Heat syncope is related to heat exposure that produces postural hypotension. This hypotension can precipitate a near-syncopal episode. Heat syncope is believed to result from intense sweating, which leads to dehydration, followed by peripheral vasodilation and reduced venous blood return in the face of decreased vasomotor control. Management of heat syncope consists of cooling and rehydration of the patient using oral rehydration solutions (sport drinks) or isotonic IV fluids. People who experience heat syncope should avoid standing in the heat for long periods of time. They should move to a cooler environment and lie down if they recognize the initial symptoms. Wearing support stockings and engaging in deep knee-bending movements can help promote venous blood return.
That said, we really need a lot of water in our bodies. As in drinking lots of liquids except for coffee, tea and alcohol, mind you.

I thought I had symptoms of low blood pressure due to dizzy spells and headaches I was recently experiencing and Googled on it as well. (Hope this wears off soon.) Here I found out that I might just be dehydrated, that's all. But not to be taken lightly. Heat exhaustion may lead to heat stroke and we don't want that.


Symptoms of heat stroke can sometimes mimic those of heart attack or other conditions. Sometimes a person experiences symptoms of heat exhaustion before progressing to heart strokes. Symptoms of heat exhaustion may include nausea, vomiting, fatigue, weakness, headache, muscle cramps and aches, and dizziness. However some individuals can develop symptoms of heat stroke suddenly and rapidly without warning.
Different people may have different symptoms and signs of heat stroke. But common symptoms and signs of heart stroke include:
  • high body temperature
  • the absence of sweating, with hot red or flushed dry skin
  • rapid pulse
  • difficulty breathing
  • strange behavior
  • hallucinations
  • confusion
  • agitation
  • disorientation
  • seizure
  • coma

Victims of heat stroke must receive immediate treatment to avoid permanent organ damage. First and foremost, cool the victim. Get the victim to a shady area, remove clothing, apply cool or tepid water to the skin (for example you may spray the victim with cool water from a garden hose), fan the victim to promote sweating and evaporation, place ice packs under armpits and groins. Monitor body temperature with a thermometer and continue cooling efforts until the body temperature drops to 101-102 degrees. Always notify emergency services (911) immediately. If their arrival is delayed, they can give you further instructions for treatment of the victim.
The most important measures to prevent heat strokes are to avoid becoming dehydrated, and to avoid vigorous physical activities in hot and humid weather. If you have to perform physical activities in hot weather, drink plenty of fluids (such as water and Gatorade), but avoid alcohol, coffee, and tea which may lead to dehydration. Take frequent breaks to hydrate yourself. Wear hats, and light colored, and light and loose clothes.

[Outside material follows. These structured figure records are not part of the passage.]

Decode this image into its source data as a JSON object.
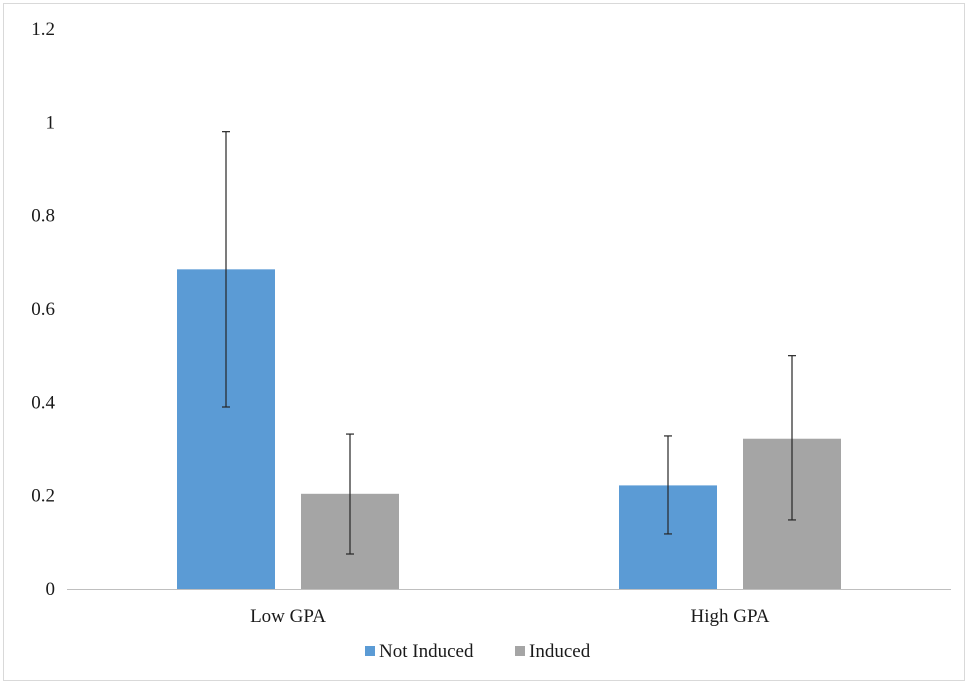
{
  "chart_data": {
    "type": "bar",
    "categories": [
      "Low GPA",
      "High GPA"
    ],
    "series": [
      {
        "name": "Not Induced",
        "color": "#5b9bd5",
        "values": [
          0.685,
          0.222
        ],
        "error_low": [
          0.39,
          0.118
        ],
        "error_high": [
          0.98,
          0.328
        ]
      },
      {
        "name": "Induced",
        "color": "#a5a5a5",
        "values": [
          0.204,
          0.322
        ],
        "error_low": [
          0.075,
          0.148
        ],
        "error_high": [
          0.332,
          0.5
        ]
      }
    ],
    "ylim": [
      0,
      1.2
    ],
    "yticks": [
      "0",
      "0.2",
      "0.4",
      "0.6",
      "0.8",
      "1",
      "1.2"
    ],
    "title": "",
    "xlabel": "",
    "ylabel": "",
    "grid": false,
    "legend_position": "bottom",
    "axis_color": "#bfbfbf",
    "error_bar_color": "#262626"
  }
}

We also need water outside of our bodies... meaning take frequent baths as possible and go for the beach! It's still summer and why not have fun, ei? ;)

Experiencing brownout but the fan's still running. The fan was plugged in UPS! How nice. ^_^

1 comment:

  1. There too many cases of heat stroke and prickly heat rashes for adults during summer. The best way to prevent is to take frequent bath, drink more water and make sure you are wearing cool clothes and not those fitted ones. Apply also a sunblock in your skin if you are going to beach.